CVE-2022-35935: 
Python vulnerability analysis and mitigation

TensorFlow, an open source platform for machine learning, disclosed a vulnerability (CVE-2022-35935) in the implementation of SobolSampleOp. The vulnerability was discovered in July 2022 and affects versions prior to 2.10.0. The issue stems from a denial of service vulnerability via CHECK-failure (assertion failure) caused by assuming input(0), input(1), and input(2) to be scalar (GitHub Advisory, CVE Mitre).

The vulnerability exists in the SobolSampleOp implementation where the code fails to properly validate input tensors. The issue can be triggered by passing non-scalar tensors to the operation, for example: tf.raw_ops.SobolSample(dim=tf.constant([1,0]), num_results=tf.constant([1]), skip=tf.constant([1])). The vulnerability was assigned a Low severity rating (GitHub Advisory).

When exploited, this vulnerability can lead to a denial of service condition through assertion failure in the TensorFlow system (GitHub Advisory).

The issue has been patched in GitHub commit c65c67f88ad770662e8f191269a907bf2b94b1bf and included in TensorFlow 2.10.0. The fix was also backported to TensorFlow 2.9.1, 2.8.1, and 2.7.2. Users are advised to upgrade to these patched versions. No workarounds were available for this vulnerability (GitHub Advisory).

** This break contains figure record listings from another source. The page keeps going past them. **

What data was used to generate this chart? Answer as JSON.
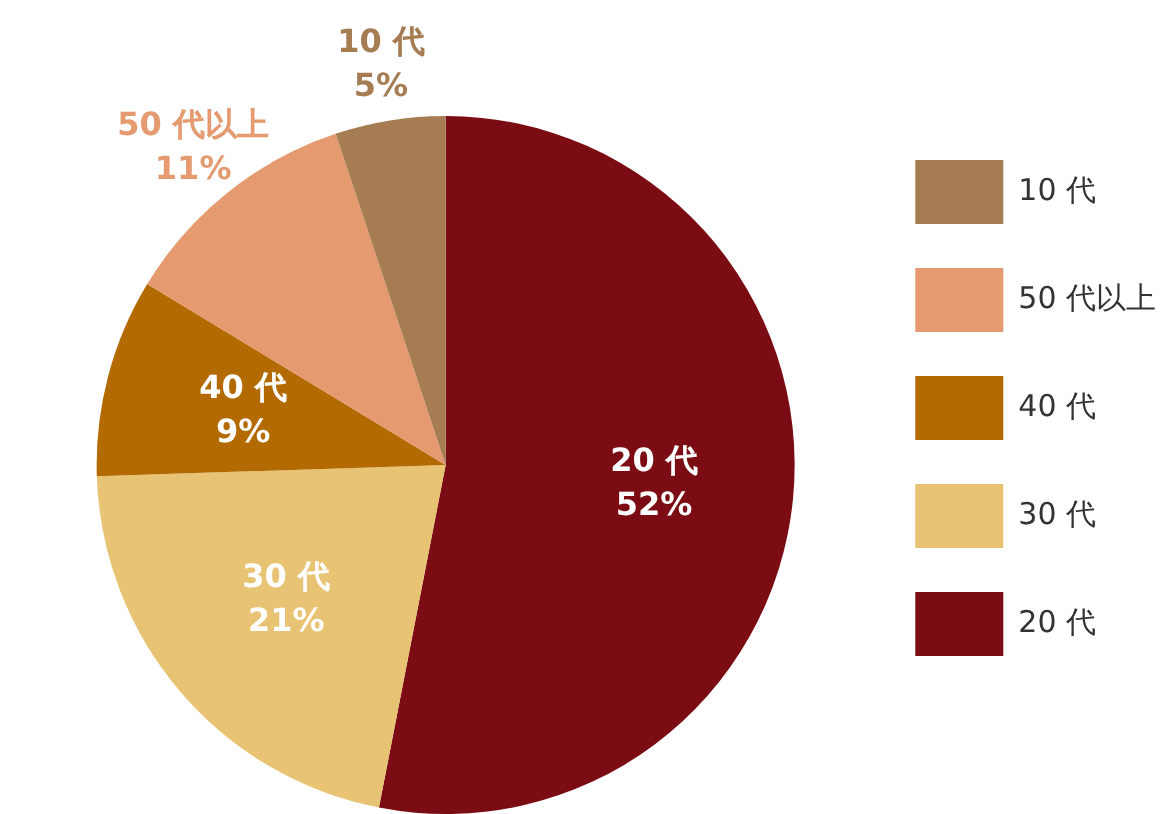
{
  "chart_data": {
    "type": "pie",
    "categories": [
      "20 代",
      "30 代",
      "40 代",
      "50 代以上",
      "10 代"
    ],
    "values": [
      52,
      21,
      9,
      11,
      5
    ],
    "colors": [
      "#7b0c13",
      "#e8c373",
      "#b36a00",
      "#e69a70",
      "#a67c52"
    ],
    "value_labels": [
      "52%",
      "21%",
      "9%",
      "11%",
      "5%"
    ],
    "legend": "right"
  }
}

The vulnerability was responsibly disclosed and identified by researchers from multiple institutions including Kang Hong Jin from Singapore Management University, Neophytos Christou from Secure Systems Labs, Brown University, and 刘力源 from Information System & Security and Countermeasures Experiments Center, Beijing Institute of Technology (GitHub Advisory).